2008/052

Rapport

Verzoekster huwde in 1987 met D. Uit dit huwelijk zijn drie, thans nog minderjarige, kinderen geboren.

Bij beschikking van 12 juli 2000 sprak de rechtbank de echtscheiding tussen partijen uit. In deze echtscheidingsbeschikking bepaalde de rechtbank tevens een maandelijks bedrag aan kinderalimentatie van in totaal € 152. Op enig moment in 2006 raakte D. in financiële problemen als gevolg waarvan er een achterstand ontstond in de betaling van de kinderalimentatie. Verzoekster verzocht het LBIO op 24 juli 2006 om overname van de inning.

Verzoekster klaagde erover dat het LBIO bij de beoordeling van haar verzoek uitging van een betalingsverplichting van € 152,02 per maand en niet van een bedrag van € 152,02 per maand per kind. In dat kader klaagde verzoekster er ook over dat het LBIO haar inningsverzoek niet in behandeling nam, maar haar adviseerde opnieuw een rechterlijke procedure te starten, terwijl uit het betalingsgedrag van D. volgde dat er tussen partijen overeenstemming bestond over de hoogte van de alimentatie.

De Nationale ombudsman was van oordeel dat het LBIO naliet om bij verzoekster en/of D. nadere (schriftelijke) informatie te vragen over de hoogte van het verschuldigde bedrag aan kinderalimentatie. Het LBIO grondde de afwijzende beslissing van het inningsverzoek louter op de beschikking van 12 juli 2000. Het LBIO liet na om onderzoek te doen naar alle relevante feiten en omstandigheden. Had het LBIO dit wel gedaan dan was duidelijk geworden dat partijen het erover eens waren dat D. vanaf de datum van de echtscheidingsbeschikking aan kinderalimentatie een bedrag van driemaal € 152 verschuldigd was. Voorts had het LBIO dan tot de conclusie kunnen komen dat het bedrag in de beschikking van 12 juli 2000 onjuist was en louter het gevolg was van een foutieve vordering.
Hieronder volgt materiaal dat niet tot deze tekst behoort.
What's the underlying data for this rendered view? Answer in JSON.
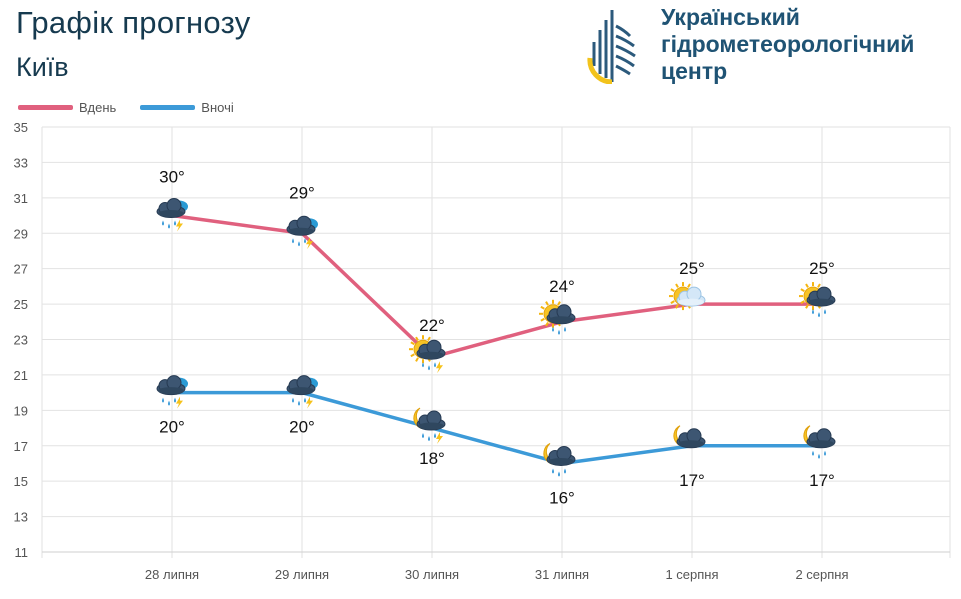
{
  "header": {
    "title": "Графік прогнозу",
    "city": "Київ",
    "org_line1": "Український",
    "org_line2": "гідрометеорологічний",
    "org_line3": "центр"
  },
  "legend": {
    "day_label": "Вдень",
    "night_label": "Вночі"
  },
  "colors": {
    "day": "#e0607e",
    "night": "#3c9ad8",
    "grid": "#e2e2e2",
    "text_dark": "#163a4f",
    "logo_blue": "#2c5a7c",
    "logo_yellow": "#f2c31c"
  },
  "chart_data": {
    "type": "line",
    "categories": [
      "28 липня",
      "29 липня",
      "30 липня",
      "31 липня",
      "1 серпня",
      "2 серпня"
    ],
    "series": [
      {
        "name": "Вдень",
        "values": [
          30,
          29,
          22,
          24,
          25,
          25
        ],
        "labels": [
          "30°",
          "29°",
          "22°",
          "24°",
          "25°",
          "25°"
        ],
        "icons": [
          "thunderstorm-rain-icon",
          "thunderstorm-rain-icon",
          "sun-cloud-thunderstorm-icon",
          "sun-cloud-rain-icon",
          "sun-cloud-icon",
          "sun-cloud-rain-icon"
        ]
      },
      {
        "name": "Вночі",
        "values": [
          20,
          20,
          18,
          16,
          17,
          17
        ],
        "labels": [
          "20°",
          "20°",
          "18°",
          "16°",
          "17°",
          "17°"
        ],
        "icons": [
          "thunderstorm-rain-icon",
          "thunderstorm-rain-icon",
          "moon-cloud-thunderstorm-icon",
          "moon-cloud-rain-icon",
          "moon-cloud-icon",
          "moon-cloud-rain-icon"
        ]
      }
    ],
    "ylim": [
      11,
      35
    ],
    "yticks": [
      11,
      13,
      15,
      17,
      19,
      21,
      23,
      25,
      27,
      29,
      31,
      33,
      35
    ],
    "grid": true,
    "legend_position": "top-left",
    "xlabel": "",
    "ylabel": ""
  }
}
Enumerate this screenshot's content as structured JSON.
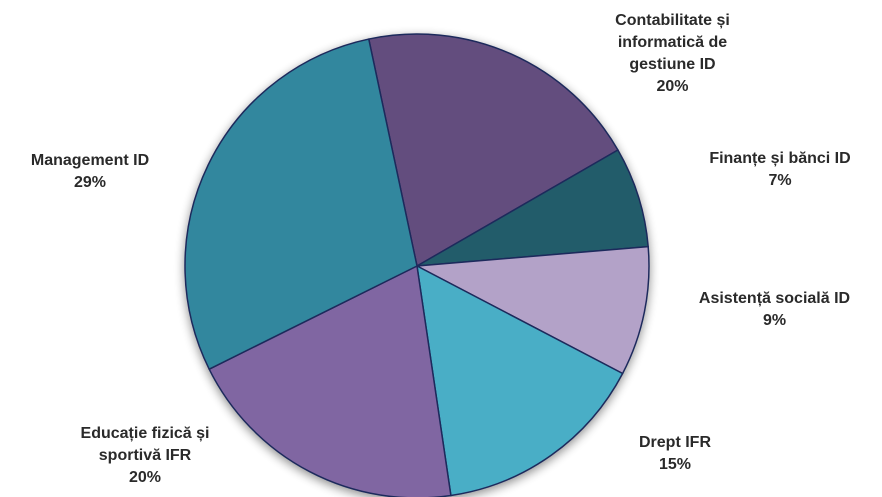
{
  "chart_data": {
    "type": "pie",
    "title": "",
    "start_angle_deg": -102,
    "border_color": "#1f2a5c",
    "slices": [
      {
        "label": "Contabilitate și informatică de gestiune ID",
        "label_lines": [
          "Contabilitate și",
          "informatică de",
          "gestiune ID"
        ],
        "percent_label": "20%",
        "value": 20,
        "color": "#634d7e"
      },
      {
        "label": "Finanțe și bănci ID",
        "label_lines": [
          "Finanțe și bănci ID"
        ],
        "percent_label": "7%",
        "value": 7,
        "color": "#235b6b"
      },
      {
        "label": "Asistență socială ID",
        "label_lines": [
          "Asistență socială ID"
        ],
        "percent_label": "9%",
        "value": 9,
        "color": "#b3a2c8"
      },
      {
        "label": "Drept IFR",
        "label_lines": [
          "Drept IFR"
        ],
        "percent_label": "15%",
        "value": 15,
        "color": "#4aaec6"
      },
      {
        "label": "Educație fizică și sportivă IFR",
        "label_lines": [
          "Educație fizică și",
          "sportivă IFR"
        ],
        "percent_label": "20%",
        "value": 20,
        "color": "#8066a2"
      },
      {
        "label": "Management ID",
        "label_lines": [
          "Management ID"
        ],
        "percent_label": "29%",
        "value": 29,
        "color": "#33879e"
      }
    ]
  }
}
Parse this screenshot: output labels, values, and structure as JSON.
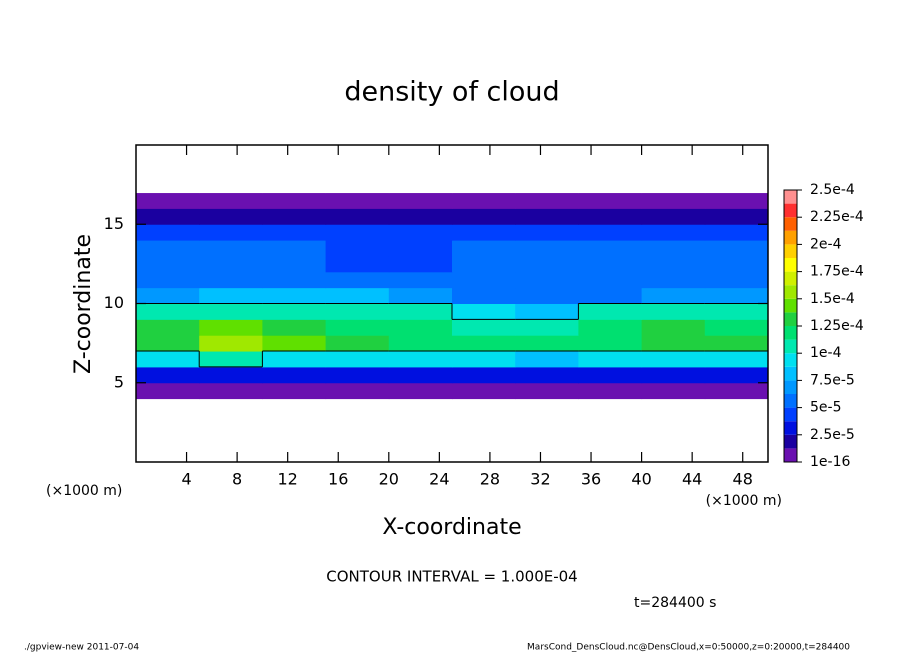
{
  "chart_data": {
    "type": "heatmap",
    "title": "density of cloud",
    "x_label": "X-coordinate",
    "y_label": "Z-coordinate",
    "x_unit_label": "(×1000 m)",
    "y_unit_label": "(×1000 m)",
    "annotation": "CONTOUR INTERVAL = 1.000E-04",
    "time_label": "t=284400 s",
    "footer_left": "./gpview-new  2011-07-04",
    "footer_right": "MarsCond_DensCloud.nc@DensCloud,x=0:50000,z=0:20000,t=284400",
    "xlim": [
      0,
      50
    ],
    "xticks": [
      4,
      8,
      12,
      16,
      20,
      24,
      28,
      32,
      36,
      40,
      44,
      48
    ],
    "ylim": [
      0,
      20
    ],
    "yticks": [
      5,
      10,
      15
    ],
    "x": [
      2.5,
      7.5,
      12.5,
      17.5,
      22.5,
      27.5,
      32.5,
      37.5,
      42.5,
      47.5
    ],
    "z": [
      0.5,
      1.5,
      2.5,
      3.5,
      4.5,
      5.5,
      6.5,
      7.5,
      8.5,
      9.5,
      10.5,
      11.5,
      12.5,
      13.5,
      14.5,
      15.5,
      16.5,
      17.5,
      18.5,
      19.5
    ],
    "values": [
      [
        0,
        0,
        0,
        0,
        0,
        0,
        0,
        0,
        0,
        0
      ],
      [
        0,
        0,
        0,
        0,
        0,
        0,
        0,
        0,
        0,
        0
      ],
      [
        0,
        0,
        0,
        0,
        0,
        0,
        0,
        0,
        0,
        0
      ],
      [
        0,
        0,
        0,
        0,
        0,
        0,
        0,
        0,
        0,
        0
      ],
      [
        5e-06,
        5e-06,
        5e-06,
        5e-06,
        5e-06,
        5e-06,
        5e-06,
        5e-06,
        5e-06,
        5e-06
      ],
      [
        3e-05,
        3e-05,
        3e-05,
        3e-05,
        3e-05,
        3e-05,
        3e-05,
        3e-05,
        3e-05,
        3e-05
      ],
      [
        9e-05,
        0.0001,
        9.5e-05,
        9e-05,
        9e-05,
        9e-05,
        8.5e-05,
        9e-05,
        9.5e-05,
        9.5e-05
      ],
      [
        0.00013,
        0.00015,
        0.00014,
        0.00013,
        0.00012,
        0.00012,
        0.000115,
        0.00012,
        0.00013,
        0.000125
      ],
      [
        0.00013,
        0.00014,
        0.000135,
        0.00012,
        0.000115,
        0.00011,
        0.000105,
        0.000115,
        0.000125,
        0.00012
      ],
      [
        0.000105,
        0.00011,
        0.00011,
        0.000105,
        0.0001,
        9e-05,
        8e-05,
        0.000105,
        0.00011,
        0.000105
      ],
      [
        7e-05,
        8e-05,
        8e-05,
        8e-05,
        7e-05,
        6e-05,
        5e-05,
        6e-05,
        7e-05,
        7e-05
      ],
      [
        6e-05,
        6e-05,
        6e-05,
        5.5e-05,
        5e-05,
        5e-05,
        6e-05,
        6e-05,
        6e-05,
        6e-05
      ],
      [
        5e-05,
        6e-05,
        5e-05,
        4e-05,
        4e-05,
        5e-05,
        6e-05,
        6e-05,
        5e-05,
        5e-05
      ],
      [
        5e-05,
        5e-05,
        5e-05,
        4e-05,
        4.5e-05,
        5e-05,
        5e-05,
        5e-05,
        5e-05,
        5e-05
      ],
      [
        4.5e-05,
        4.5e-05,
        4.5e-05,
        4.5e-05,
        4.5e-05,
        4.5e-05,
        4.5e-05,
        4.5e-05,
        4.5e-05,
        4.5e-05
      ],
      [
        2e-05,
        2e-05,
        2e-05,
        2e-05,
        2e-05,
        2e-05,
        2e-05,
        2e-05,
        2e-05,
        2e-05
      ],
      [
        5e-06,
        5e-06,
        5e-06,
        5e-06,
        5e-06,
        5e-06,
        5e-06,
        5e-06,
        5e-06,
        5e-06
      ],
      [
        0,
        0,
        0,
        0,
        0,
        0,
        0,
        0,
        0,
        0
      ],
      [
        0,
        0,
        0,
        0,
        0,
        0,
        0,
        0,
        0,
        0
      ],
      [
        0,
        0,
        0,
        0,
        0,
        0,
        0,
        0,
        0,
        0
      ]
    ],
    "levels": [
      1e-16,
      1.25e-05,
      2.5e-05,
      3.75e-05,
      5e-05,
      6.25e-05,
      7.5e-05,
      8.75e-05,
      0.0001,
      0.0001125,
      0.000125,
      0.0001375,
      0.00015,
      0.0001625,
      0.000175,
      0.0001875,
      0.0002,
      0.0002125,
      0.000225,
      0.0002375,
      0.00025
    ],
    "colors": [
      "#6a10b0",
      "#1a00a0",
      "#0010e0",
      "#0040ff",
      "#0070ff",
      "#0098ff",
      "#00c0ff",
      "#00e0f0",
      "#00e8b0",
      "#00e070",
      "#20d040",
      "#60e000",
      "#a0e800",
      "#d0f000",
      "#ffff00",
      "#ffd000",
      "#ffa000",
      "#ff6000",
      "#ff3030",
      "#ff9090"
    ],
    "colorbar_ticks": [
      {
        "value": 1e-16,
        "label": "1e-16"
      },
      {
        "value": 2.5e-05,
        "label": "2.5e-5"
      },
      {
        "value": 5e-05,
        "label": "5e-5"
      },
      {
        "value": 7.5e-05,
        "label": "7.5e-5"
      },
      {
        "value": 0.0001,
        "label": "1e-4"
      },
      {
        "value": 0.000125,
        "label": "1.25e-4"
      },
      {
        "value": 0.00015,
        "label": "1.5e-4"
      },
      {
        "value": 0.000175,
        "label": "1.75e-4"
      },
      {
        "value": 0.0002,
        "label": "2e-4"
      },
      {
        "value": 0.000225,
        "label": "2.25e-4"
      },
      {
        "value": 0.00025,
        "label": "2.5e-4"
      }
    ],
    "contour_levels": [
      0.0001
    ]
  }
}
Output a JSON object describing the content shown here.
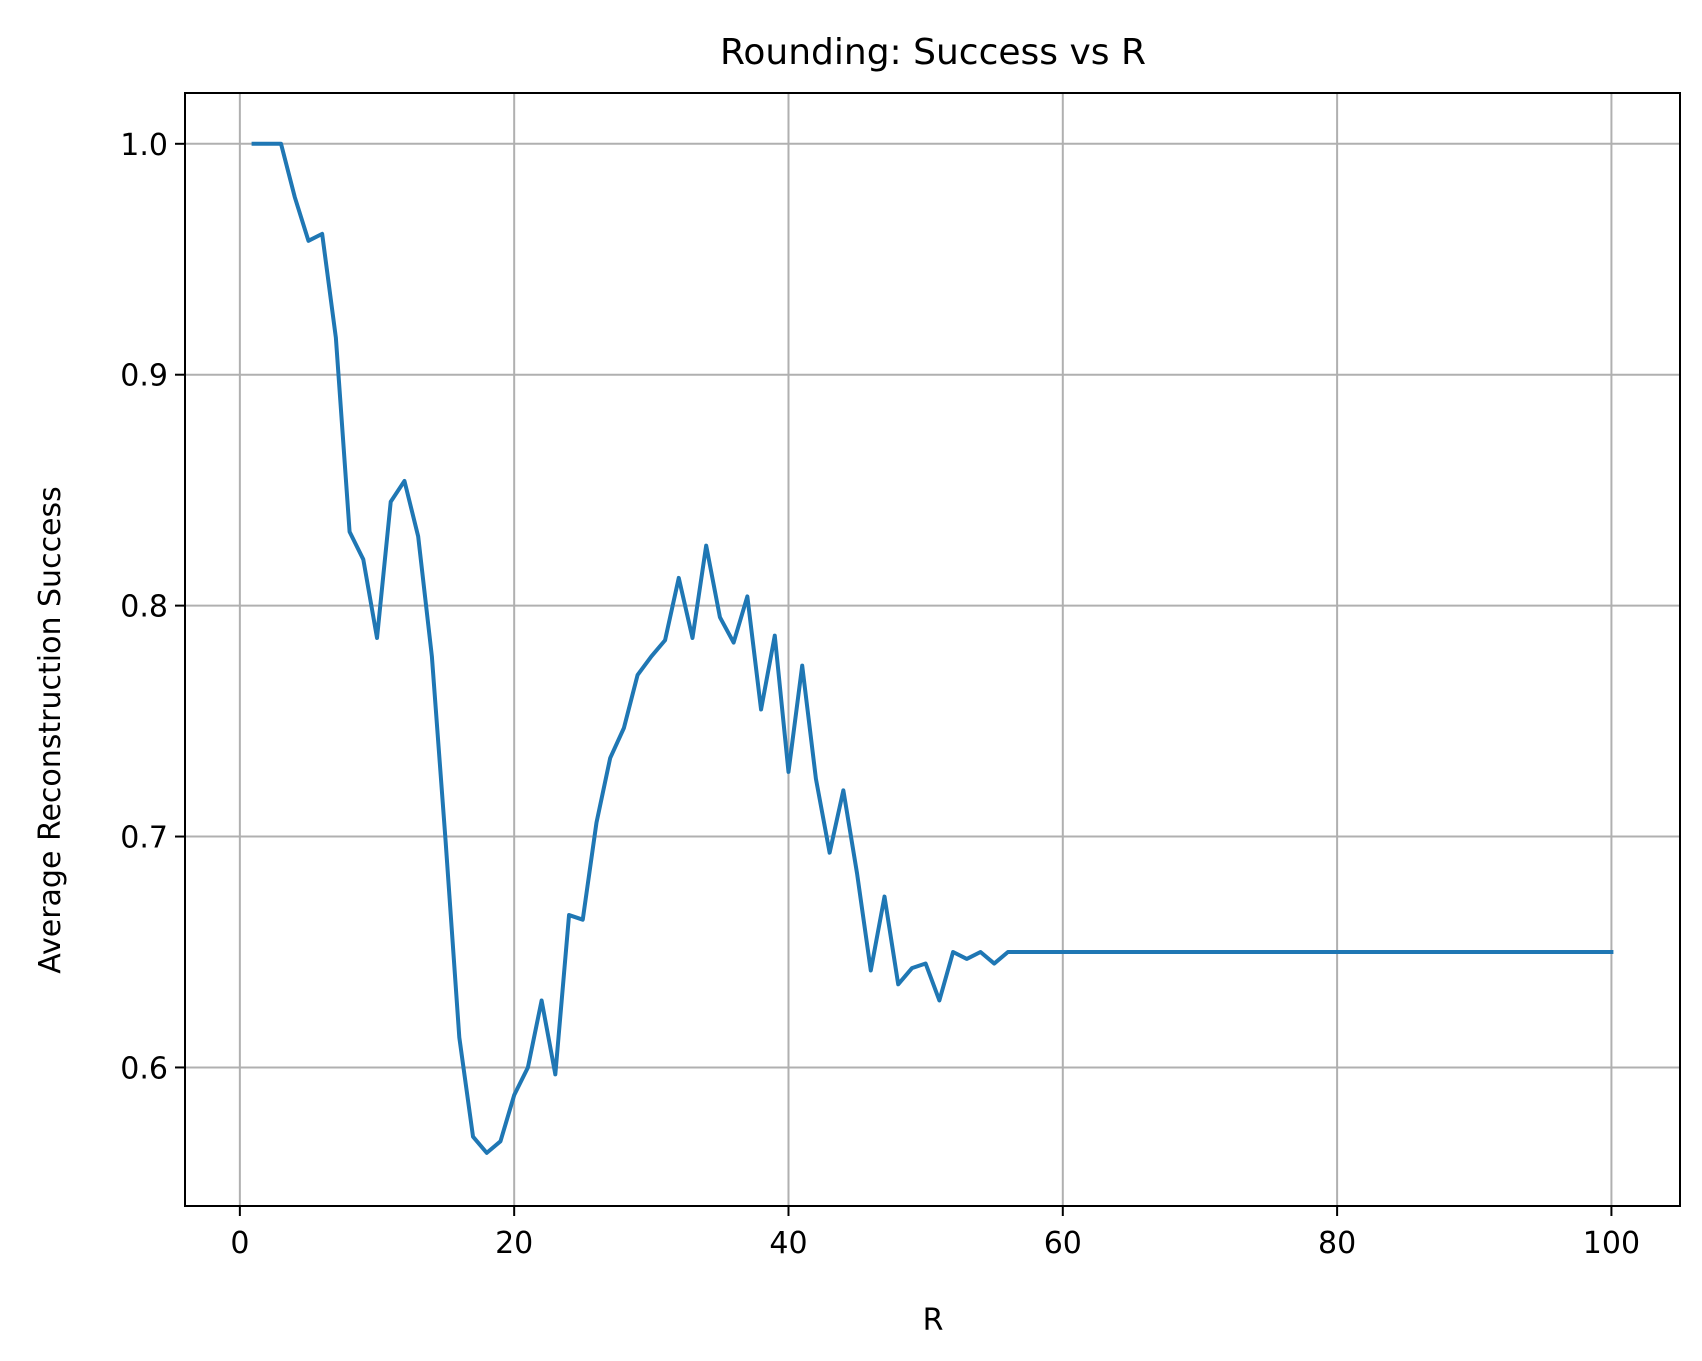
{
  "chart_data": {
    "type": "line",
    "title": "Rounding: Success vs R",
    "xlabel": "R",
    "ylabel": "Average Reconstruction Success",
    "xlim": [
      -4,
      105
    ],
    "ylim": [
      0.54,
      1.022
    ],
    "xticks": [
      0,
      20,
      40,
      60,
      80,
      100
    ],
    "yticks": [
      0.6,
      0.7,
      0.8,
      0.9,
      1.0
    ],
    "xtick_labels": [
      "0",
      "20",
      "40",
      "60",
      "80",
      "100"
    ],
    "ytick_labels": [
      "0.6",
      "0.7",
      "0.8",
      "0.9",
      "1.0"
    ],
    "grid": true,
    "colors": {
      "line": "#1f77b4",
      "grid": "#b0b0b0",
      "axes": "#000000"
    },
    "series": [
      {
        "x": [
          1,
          2,
          3,
          4,
          5,
          6,
          7,
          8,
          9,
          10,
          11,
          12,
          13,
          14,
          15,
          16,
          17,
          18,
          19,
          20,
          21,
          22,
          23,
          24,
          25,
          26,
          27,
          28,
          29,
          30,
          31,
          32,
          33,
          34,
          35,
          36,
          37,
          38,
          39,
          40,
          41,
          42,
          43,
          44,
          45,
          46,
          47,
          48,
          49,
          50,
          51,
          52,
          53,
          54,
          55,
          56,
          57,
          58,
          59,
          60,
          61,
          62,
          63,
          64,
          65,
          66,
          67,
          68,
          69,
          70,
          71,
          72,
          73,
          74,
          75,
          76,
          77,
          78,
          79,
          80,
          81,
          82,
          83,
          84,
          85,
          86,
          87,
          88,
          89,
          90,
          91,
          92,
          93,
          94,
          95,
          96,
          97,
          98,
          99,
          100
        ],
        "y": [
          1.0,
          1.0,
          1.0,
          0.977,
          0.958,
          0.961,
          0.916,
          0.832,
          0.82,
          0.786,
          0.845,
          0.854,
          0.83,
          0.778,
          0.698,
          0.613,
          0.57,
          0.563,
          0.568,
          0.588,
          0.6,
          0.629,
          0.597,
          0.666,
          0.664,
          0.706,
          0.734,
          0.747,
          0.77,
          0.778,
          0.785,
          0.812,
          0.786,
          0.826,
          0.795,
          0.784,
          0.804,
          0.755,
          0.787,
          0.728,
          0.774,
          0.725,
          0.693,
          0.72,
          0.684,
          0.642,
          0.674,
          0.636,
          0.643,
          0.645,
          0.629,
          0.65,
          0.647,
          0.65,
          0.645,
          0.65,
          0.65,
          0.65,
          0.65,
          0.65,
          0.65,
          0.65,
          0.65,
          0.65,
          0.65,
          0.65,
          0.65,
          0.65,
          0.65,
          0.65,
          0.65,
          0.65,
          0.65,
          0.65,
          0.65,
          0.65,
          0.65,
          0.65,
          0.65,
          0.65,
          0.65,
          0.65,
          0.65,
          0.65,
          0.65,
          0.65,
          0.65,
          0.65,
          0.65,
          0.65,
          0.65,
          0.65,
          0.65,
          0.65,
          0.65,
          0.65,
          0.65,
          0.65,
          0.65,
          0.65
        ]
      }
    ]
  }
}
De klacht was gegrond wegens strijd met het vereiste van actieve en adequate informatieverwerving.

Verzoekster klaagde er verder over dat het LBIO voor de berekening van de indexering over het alimentatiebedrag niet de beschikking van 12 juli 2000 als uitgangspunt nam, maar een aanvullende beschikking hierop van 17 januari 2007, zodat de indexering volgens het LBIO pas per 1 januari 2008 ingaat.

De Nationale ombudsman deed de volgende aanbevelingen aan het LBIO:

als uitgangpunt te nemen een bedrag van € 476 per maand als de door D. verschuldigde kinderalimentatie en dat bedrag te verhogen met ingang van 1 januari 2008 met het wettelijke indexeringspercentage;

verzoekster en D. uit te nodigen voor een gesprek om te bekijken of de kwestie anders dan door voortzetting van de formele inning kan worden opgelost.

Instantie: Landelijk Bureau Inning Onderhoudsbijdragen te Gouda

Klacht:

Verkeerd uitgangspunt genomen voor de berekening van de indexering over het alimentatiebedrag; alimentatiebedrag aangemerkt als totaal in plaats van per kind; inningsverzoek niet in behandeling genomen.